Valle de la Muerte, Atacama, Chile

Once inside the valley, you can watch the people sandboarding on the dunes. I much preferred walking around the valley to climbing back up that dune! After appreciating the views from inside the valley, we met up with our van to head over to the Valle de la Luna in time for the sunset.

Checking Out Valle de la Luna, Atacama, Chile

As an experienced guide, David knew the best strategy for really experiencing Valle de la Luna.  Most groups congregate right near the entrance to the ridge you see above.  Our group walked all the way to the end of the permitted pathway because this meant we would have more time to appreciate the colors of the landscape, which would only become more beautiful and interesting after the sun finally disappeared.

Valle de la Luna, Atacama, Chile

The golden glow of the last rays of the sunlight illuminated the valley.  Look in one direction, and the hills looked brown and orange, reflecting the sun’s warm glow.

Valle de la Luna, Atacama, Chile

Look in another direction, and the mountains turned shades of pink, purple, and blue.

Valle de la Luna, Atacama, Chile

As other groups cleared out, we remained there, taking in the still-changing colors. As an experienced sunset-watcher, I know that the best colors come after the sun goes down. I’m just glad I went with a tour company whose awesome guide understood that, too!
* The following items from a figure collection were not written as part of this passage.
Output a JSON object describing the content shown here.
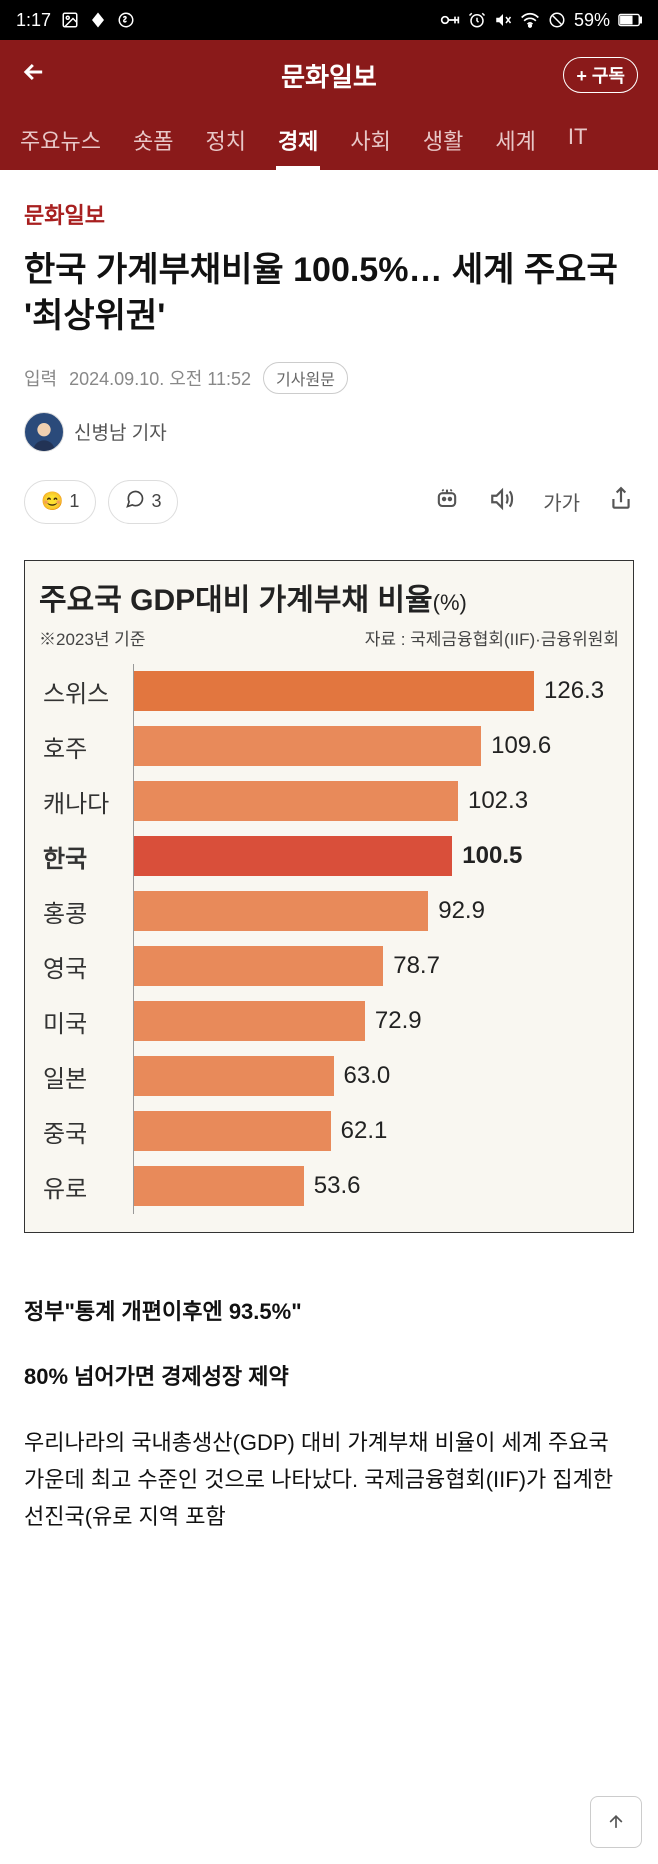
{
  "status": {
    "time": "1:17",
    "battery": "59%"
  },
  "header": {
    "title": "문화일보",
    "subscribe": "+ 구독"
  },
  "tabs": {
    "items": [
      "주요뉴스",
      "숏폼",
      "정치",
      "경제",
      "사회",
      "생활",
      "세계",
      "IT"
    ],
    "active_index": 3
  },
  "article": {
    "source": "문화일보",
    "headline": "한국 가계부채비율 100.5%… 세계 주요국 '최상위권'",
    "meta_prefix": "입력",
    "date": "2024.09.10. 오전 11:52",
    "original_btn": "기사원문",
    "byline": "신병남 기자",
    "reactions_count": "1",
    "comments_count": "3",
    "font_size_label": "가가"
  },
  "chart": {
    "title_main": "주요국 GDP대비 가계부채 비율",
    "title_unit": "(%)",
    "sub_left": "※2023년 기준",
    "sub_right": "자료 : 국제금융협회(IIF)·금융위원회",
    "max_value": 126.3,
    "colors": {
      "normal": "#e88a5a",
      "highlight": "#d94f3a",
      "first": "#e2763f",
      "bg": "#f9f7f1"
    },
    "bars": [
      {
        "label": "스위스",
        "value": 126.3,
        "highlight": false
      },
      {
        "label": "호주",
        "value": 109.6,
        "highlight": false
      },
      {
        "label": "캐나다",
        "value": 102.3,
        "highlight": false
      },
      {
        "label": "한국",
        "value": 100.5,
        "highlight": true
      },
      {
        "label": "홍콩",
        "value": 92.9,
        "highlight": false
      },
      {
        "label": "영국",
        "value": 78.7,
        "highlight": false
      },
      {
        "label": "미국",
        "value": 72.9,
        "highlight": false
      },
      {
        "label": "일본",
        "value": 63.0,
        "highlight": false
      },
      {
        "label": "중국",
        "value": 62.1,
        "highlight": false
      },
      {
        "label": "유로",
        "value": 53.6,
        "highlight": false
      }
    ]
  },
  "body": {
    "p1": "정부\"통계 개편이후엔 93.5%\"",
    "p2": "80% 넘어가면 경제성장 제약",
    "p3": "우리나라의 국내총생산(GDP) 대비 가계부채 비율이 세계 주요국 가운데 최고 수준인 것으로 나타났다. 국제금융협회(IIF)가 집계한 선진국(유로 지역 포함"
  }
}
Valle de la Luna, Atacama, Chile

The pink shades really made the valley look otherworldly, like the surface of the moon.

Valle de la Luna, Atacama, Chile

Finally, the park’s guard came over and asked us to leave, and we made our way back down the dunes to our waiting van. Even from inside the valley, we could see the magic of the still changing light.

Valle de la Luna, Atacama, Chile

Unfortunately, the national park no longer allows people to camp overnight in the valley, but you can just imagine what the stars must look like from inside this barren, alien landscape.  As you can see, this was a great start to my time in San Pedro de Atacama.  I couldn’t wait to explore more of it the next day. 🙂

Recommendations for San Pedro de Atacama, Chile:

  • Stay at Hostal Sonchek.  They offer four-bed dormitories for 8.500CLP (about $15USD) along with private rooms.  Wi-fi is available in the courtyard, there is plenty of outdoor seating, including a relaxing backyard, and they have a small but well-stocked kitchen where you can prepare your meals and meet other guests.  They also have consistent hot water in nice bedrooms, and the staff is friendly and helpful.  Because this is a small, family-run hostal, they are less crowded and more flexible than other places which cater exclusively to backpackers.
  • If you like photography and want to be more active on your tours, book with CosmoAndino Expediciones.  That said, there are other tours to parts of the Atacama that CosmoAndino does not visit (Laguna Cejar, Valle Arcoiris, etc.), and you should definitely visit these places too!  Do your research – there is a lot more to visit in the Atacama than the English-language guidebooks mention.  I will highlight these places in future posts.
  • For long-distance bus travel, take Tur-Bus and consider splurging for the “full-bed” seats.  It’s worth it.
  • It costs 2.000CLP to enter the Valle de la Luna national park in addition to whatever your tour costs.